In fast-food restaurants, customers can more commonly order from a kiosk rather than wait in line, reducing the number of people working at registers. This option improves accuracy, both in ordering and payments, and is especially attractive to younger digital natives who adapt easily to new technology.

Robots are also proving effective at inventory management. They can keep tabs on food supplies so when a restaurant or foodservice team at a university or hospital needs, for example, more pre-cooked chicken or tomatoes, orders are placed to keep those and other items in stock.

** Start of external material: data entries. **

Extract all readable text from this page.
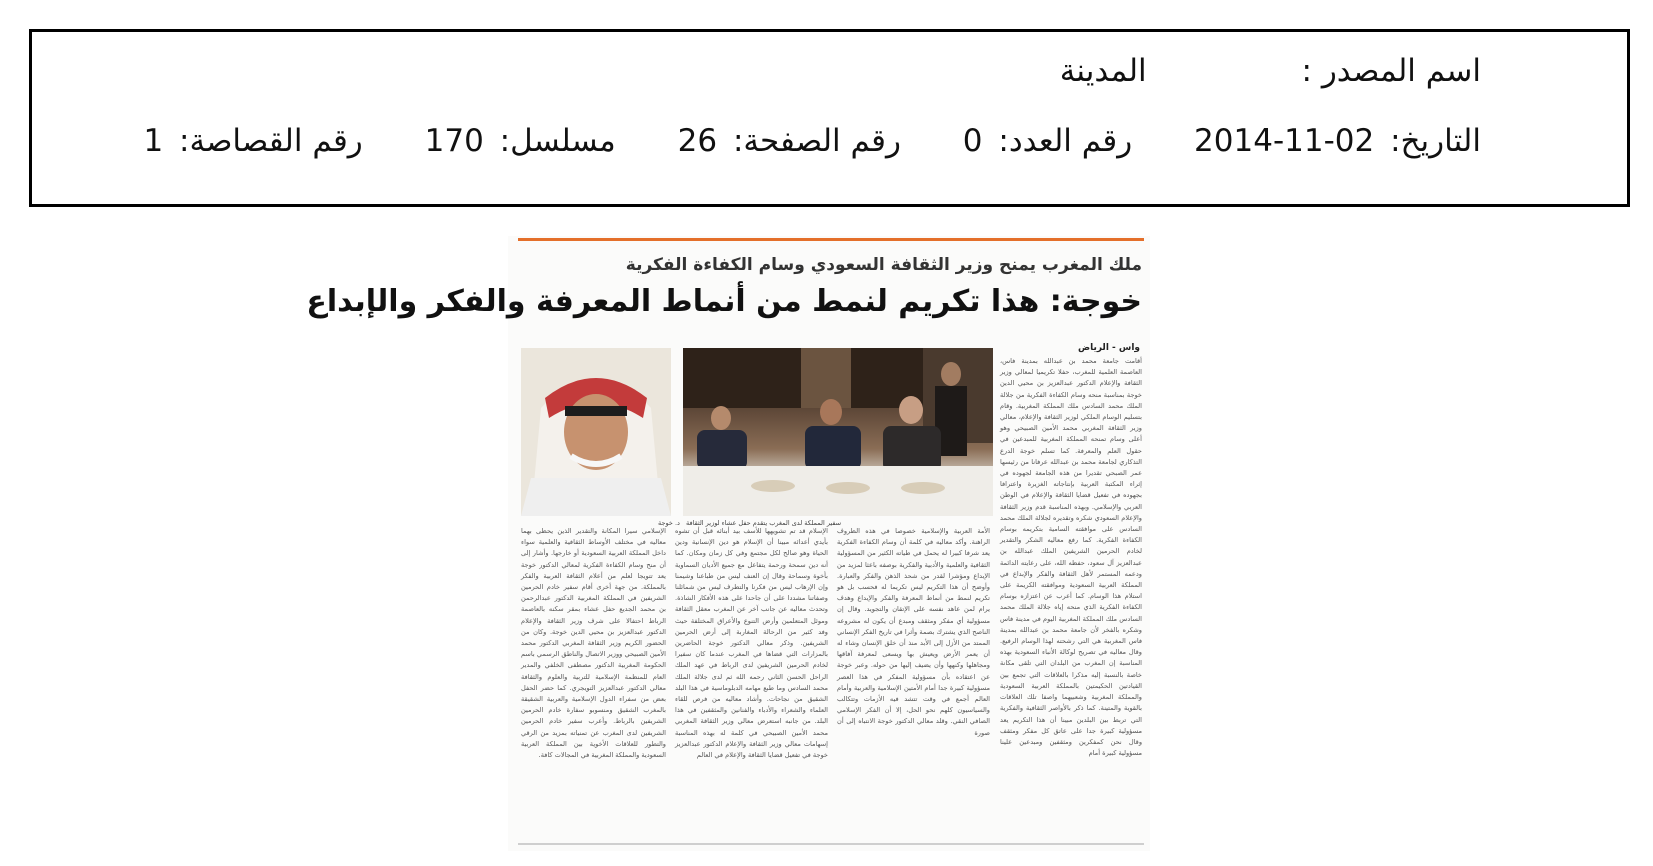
اسم المصدر : المدينة
التاريخ: 2014-11-02 رقم العدد: 0 رقم الصفحة: 26 مسلسل: 170 رقم القصاصة: 1
ملك المغرب يمنح وزير الثقافة السعودي وسام الكفاءة الفكرية
خوجة: هذا تكريم لنمط من أنماط المعرفة والفكر والإبداع
واس - الرياض
أقامت جامعة محمد بن عبدالله بمدينة فاس، العاصمة العلمية للمغرب، حفلا تكريميا لمعالي وزير الثقافة والإعلام الدكتور عبدالعزيز بن محيي الدين خوجة بمناسبة منحه وسام الكفاءة الفكرية من جلالة الملك محمد السادس ملك المملكة المغربية. وقام بتسليم الوسام الملكي لوزير الثقافة والإعلام، معالي وزير الثقافة المغربي محمد الأمين الصبيحي وهو أعلى وسام تمنحه المملكة المغربية للمبدعين في حقول العلم والمعرفة. كما تسلم خوجة الدرع التذكاري لجامعة محمد بن عبدالله عرفانا من رئيسها عمر الصبحي تقديرا من هذه الجامعة لجهوده في إثراء المكتبة العربية بإنتاجاته الغزيرة واعترافا بجهوده في تفعيل قضايا الثقافة والإعلام في الوطن العربي والإسلامي. وبهذه المناسبة قدم وزير الثقافة والإعلام السعودي شكره وتقديره لجلالة الملك محمد السادس على موافقته السامية بتكريمه بوسام الكفاءة الفكرية. كما رفع معاليه الشكر والتقدير لخادم الحرمين الشريفين الملك عبدالله بن عبدالعزيز آل سعود، حفظه الله، على رعايته الدائمة ودعمه المستمر لأهل الثقافة والفكر والإبداع في المملكة العربية السعودية وموافقته الكريمة على استلام هذا الوسام. كما أعرب عن اعتزازه بوسام الكفاءة الفكرية الذي منحه إياه جلالة الملك محمد السادس ملك المملكة المغربية اليوم في مدينة فاس وشكره بالفخر لأن جامعة محمد بن عبدالله بمدينة فاس المغربية هي التي رشحته لهذا الوسام الرفيع. وقال معاليه في تصريح لوكالة الأنباء السعودية بهذه المناسبة إن المغرب من البلدان التي تلقى مكانة خاصة بالنسبة إليه مذكرا بالعلاقات التي تجمع بين القيادتين الحكيمتين بالمملكة العربية السعودية والمملكة المغربية وشعبيهما واصفا تلك العلاقات بالقوية والمتينة. كما ذكر بالأواصر الثقافية والفكرية التي تربط بين البلدين مبينا أن هذا التكريم يعد مسؤولية كبيرة جدا على عاتق كل مفكر ومثقف وقال نحن كمفكرين ومثقفين ومبدعين علينا مسؤولية كبيرة أمام
الأمة العربية والإسلامية خصوصا في هذه الظروف الراهنة. وأكد معاليه في كلمة أن وسام الكفاءة الفكرية يعد شرفا كبيرا له يحمل في طياته الكثير من المسؤولية الثقافية والعلمية والأدبية والفكرية بوصفه باعثا لمزيد من الإبداع ومؤشرا لقدر من شحذ الذهن والفكر والعبارة. وأوضح أن هذا التكريم ليس تكريما له فحسب بل هو تكريم لنمط من أنماط المعرفة والفكر والإبداع وهدف يرام لمن عاهد نفسه على الإتقان والتجويد. وقال إن مسؤولية أي مفكر ومثقف ومبدع أن يكون له مشروعه الناصح الذي يشترك بصمة وأثرا في تاريخ الفكر الإنساني الممتد من الأزل إلى الأبد منذ أن خلق الإنسان وشاء له أن يعمر الأرض ويعيش بها ويسعى لمعرفة آفاقها ومجاهلها وكنهها وأن يضيف إليها من حوله. وعبر خوجة عن اعتقاده بأن مسؤولية المفكر في هذا العصر مسؤولية كبيرة جدا أمام الأمتين الإسلامية والعربية وأمام العالم أجمع في وقت تتشد فيه الأزمات وتتكالب والسياسيون كلهم نحو الحل، إلا أن الفكر الإسلامي الصافي النقي. وقلد معالي الدكتور خوجة الانتباه إلى أن صورة
الإسلام قد تم تشويهها للأسف بيد أبنائه قبل أن تشوه بأيدي أعدائه مبينا أن الإسلام هو دين الإنسانية ودين الحياة وهو صالح لكل مجتمع وفي كل زمان ومكان. كما أنه دين سمحة ورحمة يتفاعل مع جميع الأديان السماوية بأخوة وسماحة وقال إن العنف ليس من طباعنا وشيمنا وإن الإرهاب ليس من فكرنا والتطرف ليس من شمائلنا وصفاتنا مشددا على أن جاحدا على هذه الأفكار الشاذة. وتحدث معاليه عن جانب آخر عن المغرب معقل الثقافة وموئل المتعلمين وأرض التنوع والأعراق المختلفة حيث وفد كثير من الرحالة المغاربة إلى أرض الحرمين الشريفين. وذكر معالي الدكتور خوجة الحاضرين بالمزارات التي قضاها في المغرب عندما كان سفيرا لخادم الحرمين الشريفين لدى الرباط في عهد الملك الراحل الحسن الثاني رحمه الله ثم لدى جلالة الملك محمد السادس وما طبع مهامه الدبلوماسية في هذا البلد الشقيق من نجاحات. وأشاد معاليه من فرص للقاء العلماء والشعراء والأدباء والفنانين والمثقفين في هذا البلد. من جانبه استعرض معالي وزير الثقافة المغربي محمد الأمين الصبيحي في كلمة له بهذه المناسبة إسهامات معالي وزير الثقافة والإعلام الدكتور عبدالعزيز خوجة في تفعيل قضايا الثقافة والإعلام في العالم
الإسلامي سيرا المكانة والتقدير الذين يحظى بهما معاليه في مختلف الأوساط الثقافية والعلمية سواء داخل المملكة العربية السعودية أو خارجها. وأشار إلى أن منح وسام الكفاءة الفكرية لمعالي الدكتور خوجة يعد تتويجا لعلم من أعلام الثقافة العربية والفكر بالمملكة. من جهة أخرى أقام سفير خادم الحرمين الشريفين في المملكة المغربية الدكتور عبدالرحمن بن محمد الجديع حفل عشاء بمقر سكنه بالعاصمة الرباط احتفالا على شرف وزير الثقافة والإعلام الدكتور عبدالعزيز بن محيي الدين خوجة. وكان من الحضور الكريم وزير الثقافة المغربي الدكتور محمد الأمين الصبيحي ووزير الاتصال والناطق الرسمي باسم الحكومة المغربية الدكتور مصطفى الخلفي والمدير العام للمنظمة الإسلامية للتربية والعلوم والثقافة معالي الدكتور عبدالعزيز التويجري. كما حضر الحفل بعض من سفراء الدول الإسلامية والعربية الشقيقة بالمغرب الشقيق ومنسوبو سفارة خادم الحرمين الشريفين بالرباط. وأعرب سفير خادم الحرمين الشريفين لدى المغرب عن تمنياته بمزيد من الرقي والتطور للعلاقات الأخوية بين المملكة العربية السعودية والمملكة المغربية في المجالات كافة.
سفير المملكة لدى المغرب يتقدم حفل عشاء لوزير الثقافة
د. خوجة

Machines are becoming ever more adept at hazardous tasks requiring fine motor skills such as flipping a burger, chopping vegetables and dropping potatoes into sizzling oil to make French fries. And yes, robots can create cocktails and pizzas, though these applications haven’t caught on widely. One startup, founded by a former engineer, hasn’t taken off. “As it turns out,” Bliss noted, “it’s easier to launch rockets than it is to stick the landing on robot pizza.”

Listening to Customers

Hormel Foods has a direct salesforce of about 200 people across the country who call on foodservice professionals daily to learn about their processes and develop products that save them time and money and improve quality. “We talk to our clients about the pain points in their preparation and cooking,” said Blake Flores, innovation team lead at Hormel Foods. “We collect all that data and those individual stories, and when we start to hear the same thing from 10 different people from different parts of the country, then we know there’s really something to think about. We work to create possible solutions and we test them. From there we commercialize them, and as a result of that process, our success rate is very high.”

Small innovations can make a difference in the bottom line. For example, cooking bacon has always been a challenge for foodservice kitchens. “Cooking bacon is hard,” said Greg Hetfield, a sales director for convenience and non-commercial at Hormel Foods. “It’s greasy; you burn yourself; you’ve got to deal with the dumping of the grease, the washing of the pans.”

Because of those difficulties, precooked bacon that could be easily and quickly heated, but still tasted great, was always a holy grail. HORMEL® BACON 1™, an innovative product from Hormel Foods increases worker safety and saves time in cooking and cleaning. “When you factor in all the inherent costs of bacon preparation, HORMEL® BACON 1™ oftentimes works out to be less expensive, because it is saving labor costs for the operator and increasing their efficiency and safety,” Flores said. “And it has proven to be one of our greatest innovations ever in Hormel Foodservice.”

Bacon 1 Bacon

Another new product from Hormel Foods, ribbon pepperoni, has made pizza-making in universities and other large commercial kitchens more efficient and less expensive. The idea is simple: instead of having a food-service worker individually place 30-some pepperoni slices on each pie, a cook can quickly sprinkle pepperoni ribbons over the entire pizza.

“The pepperoni ribbons came from a simple idea: What if pepperoni could be handled the same way as shredded mozzarella cheese? You just scoop a handful and spread it across the pie,” Flores said. While saving a few minutes of labor on each pizza might not seem like a major innovation, when a university is preparing food for tens of thousands of hungry students, such advances can make a big difference.

What’s Ahead

Mobile robots delivering meals have elicited excitement from the recipients of their savory cargo as well as annoyance from pedestrians who’d rather not share the sidewalk. Driverless cars may soon be a key delivery vehicle as well. Some of these innovations evoke the frictionless world of “The Jetsons” — others look good on paper but don’t work as well in real life. We haven’t seen much drone delivery yet, but as with the innovations in that frictionless Jetson world, it might be just around the corner.